Novembre 2019
Coup
de Coeur N° 95
Tuitui,
l'hirondelle
Voici
l'histoire vraie d'une hirondelle sauvée d'une mort certaine,
racontée par Annie, aidée par son mari Michel, un couple de
Marseille. Après ce récit, je joins le constat fait par la Ligue
pour la Protection des Oiseaux sur l'hirondelle.
Écoutons
d'abord Annie nous narrer cette aventure :
TUITUI,
l’hirondelle
« « Cet
été 2019, nous avons vécu une aventure extraordinaire en compagnie
d’une hirondelle recueillie dans le Queyras ; nous l’avons
appelée « Tuitui » et avons partagé avec elle nos
vacances et l’avons gardée pendant 6 semaines.
Son
habitat a été détruit probablement volontairement ; tous les
hirondeaux frères et sœurs sont morts dans leur chute de plus de 3
mètres sauf Tuitui.
L’aventure
va démarrer le 25 Juillet lorsque je l’ai découverte ; bien
entendu elle n’était pas sevrée, elle n’avait alors qu’une
dizaine de jours.
Impossible
de la confier au Crsfs (Centre Régional de Sauvegarde de la faune
Sauvage) de Buoux 84 ; Il a été fermé pendant plusieurs
semaines faute de subventions.
La
ligue pour la protection des oiseaux (LPO) de Briançon m’a
guidée : on a confectionné un carton, on y a placé quelques
brindilles duvet et plumes de ses parents trouvés parterre à côté
des hirondeaux morts et des nids détruits ; Tuitui y a trouvé
sa place comme dans son nid et pour la nourrir : croquettes
chats bien humectées (pas au poisson), jaune d’œuf, vers de
farine.
Et
notre belle aventure va démarrer.
Elle
a eu une rage de vivre hors du commun, pas farouche, un très grand
appétit qui l’a d’ailleurs sauvée.
Le
3 Août nous sommes partis en vacances dans le Cantal et Tuitui dans
son carton a fait partie du voyage.
En
cours de ce trajet à l’aller comme au retour (7 heures de
voiture !!) Tuitui gazouillait ; le bruit du moteur devait
la stimuler !! Les hirondelles sont des oiseaux qui s’expriment
bruyamment.
Tuitui
avait aussi son pique-nique dans une petite glacière et fréquemment
en cours de route, elle venait dans ma main ; à plusieurs
reprises un peu de pâtée du bout des doigts, quelques gouttes d’eau
aux commissures du bec pour l’hydrater ; ensuite elle
s’endormait ; je la replaçais dans son carton.
Dans
le Cantal, en complément de sa nourriture, on attrapait des
mouches !! (il y en avait beaucoup , nous étions à la
campagne).
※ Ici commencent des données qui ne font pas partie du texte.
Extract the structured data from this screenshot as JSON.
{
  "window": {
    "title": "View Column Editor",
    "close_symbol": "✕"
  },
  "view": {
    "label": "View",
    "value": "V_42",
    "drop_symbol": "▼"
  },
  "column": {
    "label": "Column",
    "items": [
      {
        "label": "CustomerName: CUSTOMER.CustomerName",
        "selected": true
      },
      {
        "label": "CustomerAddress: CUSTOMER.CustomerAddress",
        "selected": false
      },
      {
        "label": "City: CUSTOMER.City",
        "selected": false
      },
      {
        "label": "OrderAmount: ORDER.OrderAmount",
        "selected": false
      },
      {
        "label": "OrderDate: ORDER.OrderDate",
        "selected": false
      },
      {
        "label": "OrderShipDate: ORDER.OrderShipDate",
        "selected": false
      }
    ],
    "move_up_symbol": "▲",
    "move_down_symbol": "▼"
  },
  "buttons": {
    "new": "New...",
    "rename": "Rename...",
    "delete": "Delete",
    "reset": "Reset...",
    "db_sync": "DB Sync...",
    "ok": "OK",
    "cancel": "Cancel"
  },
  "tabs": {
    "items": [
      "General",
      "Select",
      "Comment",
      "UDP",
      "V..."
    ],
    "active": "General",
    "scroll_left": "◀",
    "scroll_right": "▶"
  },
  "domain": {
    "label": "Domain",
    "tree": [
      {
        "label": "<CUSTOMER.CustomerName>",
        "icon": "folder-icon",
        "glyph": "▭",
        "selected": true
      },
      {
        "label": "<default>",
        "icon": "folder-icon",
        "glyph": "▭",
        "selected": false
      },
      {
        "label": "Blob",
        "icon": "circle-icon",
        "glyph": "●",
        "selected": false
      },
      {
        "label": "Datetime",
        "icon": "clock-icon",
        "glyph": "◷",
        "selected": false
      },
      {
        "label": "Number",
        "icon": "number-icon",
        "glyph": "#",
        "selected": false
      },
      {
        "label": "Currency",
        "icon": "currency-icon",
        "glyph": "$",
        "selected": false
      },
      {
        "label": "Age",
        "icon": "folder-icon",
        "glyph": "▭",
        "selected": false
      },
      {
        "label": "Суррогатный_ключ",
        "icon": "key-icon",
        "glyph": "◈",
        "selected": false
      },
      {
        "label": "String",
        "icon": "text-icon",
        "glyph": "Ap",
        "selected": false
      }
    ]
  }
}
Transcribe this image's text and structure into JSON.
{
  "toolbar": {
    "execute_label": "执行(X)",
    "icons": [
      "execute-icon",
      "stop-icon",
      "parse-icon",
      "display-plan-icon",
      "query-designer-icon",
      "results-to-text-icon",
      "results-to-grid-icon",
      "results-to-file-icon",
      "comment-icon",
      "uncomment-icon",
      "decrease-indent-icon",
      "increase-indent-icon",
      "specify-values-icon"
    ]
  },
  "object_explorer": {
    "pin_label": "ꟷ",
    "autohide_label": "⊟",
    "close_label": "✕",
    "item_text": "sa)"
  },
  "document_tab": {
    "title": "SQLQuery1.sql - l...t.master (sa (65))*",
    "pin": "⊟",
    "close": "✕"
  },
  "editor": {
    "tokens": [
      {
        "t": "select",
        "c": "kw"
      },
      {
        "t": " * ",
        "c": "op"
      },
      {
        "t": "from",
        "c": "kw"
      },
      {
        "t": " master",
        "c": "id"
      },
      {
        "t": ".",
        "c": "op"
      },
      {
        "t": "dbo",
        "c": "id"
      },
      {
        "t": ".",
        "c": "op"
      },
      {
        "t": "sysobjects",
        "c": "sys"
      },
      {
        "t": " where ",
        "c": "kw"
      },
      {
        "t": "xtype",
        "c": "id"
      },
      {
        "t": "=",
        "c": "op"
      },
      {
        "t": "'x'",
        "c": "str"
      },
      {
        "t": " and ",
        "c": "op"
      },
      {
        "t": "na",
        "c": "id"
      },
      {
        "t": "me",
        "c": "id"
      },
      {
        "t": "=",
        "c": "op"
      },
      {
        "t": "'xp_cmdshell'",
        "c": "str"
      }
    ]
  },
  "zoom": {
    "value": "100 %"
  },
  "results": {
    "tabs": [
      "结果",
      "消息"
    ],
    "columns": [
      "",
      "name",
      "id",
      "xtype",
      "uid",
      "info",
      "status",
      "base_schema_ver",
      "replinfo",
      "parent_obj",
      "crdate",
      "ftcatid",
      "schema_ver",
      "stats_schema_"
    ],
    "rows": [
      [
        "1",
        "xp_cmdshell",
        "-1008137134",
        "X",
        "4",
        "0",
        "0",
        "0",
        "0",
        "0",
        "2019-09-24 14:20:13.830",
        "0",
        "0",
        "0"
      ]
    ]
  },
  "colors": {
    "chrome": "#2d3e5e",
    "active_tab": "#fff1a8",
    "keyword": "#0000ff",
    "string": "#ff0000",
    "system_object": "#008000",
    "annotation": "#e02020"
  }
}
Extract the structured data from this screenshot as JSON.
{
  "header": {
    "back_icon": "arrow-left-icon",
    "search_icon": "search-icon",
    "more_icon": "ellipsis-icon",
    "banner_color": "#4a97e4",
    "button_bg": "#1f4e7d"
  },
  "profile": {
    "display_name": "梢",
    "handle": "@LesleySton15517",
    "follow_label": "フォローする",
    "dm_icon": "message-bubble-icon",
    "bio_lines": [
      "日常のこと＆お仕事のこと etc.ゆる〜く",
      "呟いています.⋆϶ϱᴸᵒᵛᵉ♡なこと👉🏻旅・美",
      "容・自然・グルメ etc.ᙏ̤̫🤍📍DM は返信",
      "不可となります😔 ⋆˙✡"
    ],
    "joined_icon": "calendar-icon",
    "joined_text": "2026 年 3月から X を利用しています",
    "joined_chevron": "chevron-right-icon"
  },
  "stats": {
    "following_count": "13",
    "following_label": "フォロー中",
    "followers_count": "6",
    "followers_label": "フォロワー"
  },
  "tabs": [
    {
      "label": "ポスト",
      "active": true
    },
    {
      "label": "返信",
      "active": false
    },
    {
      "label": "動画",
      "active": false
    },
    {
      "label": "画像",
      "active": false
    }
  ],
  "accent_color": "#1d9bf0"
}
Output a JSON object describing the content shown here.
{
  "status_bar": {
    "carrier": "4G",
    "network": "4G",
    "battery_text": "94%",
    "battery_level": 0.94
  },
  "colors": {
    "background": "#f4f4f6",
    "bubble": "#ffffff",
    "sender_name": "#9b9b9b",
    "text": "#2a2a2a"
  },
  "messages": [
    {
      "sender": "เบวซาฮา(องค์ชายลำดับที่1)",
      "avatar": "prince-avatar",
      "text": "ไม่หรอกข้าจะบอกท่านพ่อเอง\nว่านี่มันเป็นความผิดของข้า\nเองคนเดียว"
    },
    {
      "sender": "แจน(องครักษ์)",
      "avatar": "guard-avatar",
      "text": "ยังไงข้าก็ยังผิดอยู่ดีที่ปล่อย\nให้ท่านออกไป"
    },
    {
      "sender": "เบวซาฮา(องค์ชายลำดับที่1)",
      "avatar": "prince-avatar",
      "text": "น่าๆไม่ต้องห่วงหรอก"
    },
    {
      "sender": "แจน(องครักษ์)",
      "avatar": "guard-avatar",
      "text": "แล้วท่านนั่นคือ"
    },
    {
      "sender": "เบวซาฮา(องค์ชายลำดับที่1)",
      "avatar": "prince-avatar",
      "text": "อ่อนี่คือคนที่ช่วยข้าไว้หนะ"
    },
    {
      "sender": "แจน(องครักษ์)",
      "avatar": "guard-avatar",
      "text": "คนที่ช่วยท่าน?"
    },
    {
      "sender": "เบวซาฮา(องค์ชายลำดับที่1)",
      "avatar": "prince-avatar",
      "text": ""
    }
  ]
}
Tuitui les gobait avec délectation !! Elle aurait
bien aimé les attraper mais elle avait mu et donc impossible de
voler …
Toujours
dans un carton mais plus grand, elle a partagé des moments avec nous
dans le jardin : elle entendait le chant des oiseaux et y
répondait par « tsitu »… chant typique des
hirondelles.
Pour
le retour, des amis lui ont offert une jolie corbeille de transport
que j’ai placée à l’arrière de la voiture entre les 2 sièges
avant. Tuitui était heureuse d’être avec nous et a profité du
trajet avec beaucoup d’intérêt en regardant devant elle la route,
à droite et à gauche ; quelle intelligence !!
A
notre retour, nous lui avons acheté un grand garde-manger que
nous avons placé dans le cellier pour qu’elle soit au calme avec
vue imprenable sur le jardin où elle pouvait aussi entendre le chant
des oiseaux.
Tuitui
avait tout compris depuis le début de sa captivité. Elle savait que
son intérêt était de bien se nourrir.
Lorsque
je m’approchais du garde-manger, elle savait que c’était l’heure
du nourrissage.
Elle
se plaçait devant la porte ; elle avait compris le sens
d’ouverture de la porte ; elle ne se trompait pas et hop
elle sautait dans ma main !!
Elle
participait à la préparation du repas avec beaucoup d’intérêt ;
elle regardait les vers de farine s’agiter dans la boîte. Quelques
vers trempés dans l’eau (sa seule nourriture au bout de quelques
semaines), elle émettait des petits bruits de contentement ;
les oiseaux ont une ouïe et une vue extraordinaires.
Elle
était bien dans le creux de ma main ; fermait les paupières
elle était rassasiée.
Le
nourrissage avait lieu toutes les heures environ sauf la nuit ;
elle dormait de 20 heures à 7h.
Elle
connaissait son nom ; lorsque je l’appelais elle me répondait
en s’agitant, battait des ailes en émettant des « tsitu »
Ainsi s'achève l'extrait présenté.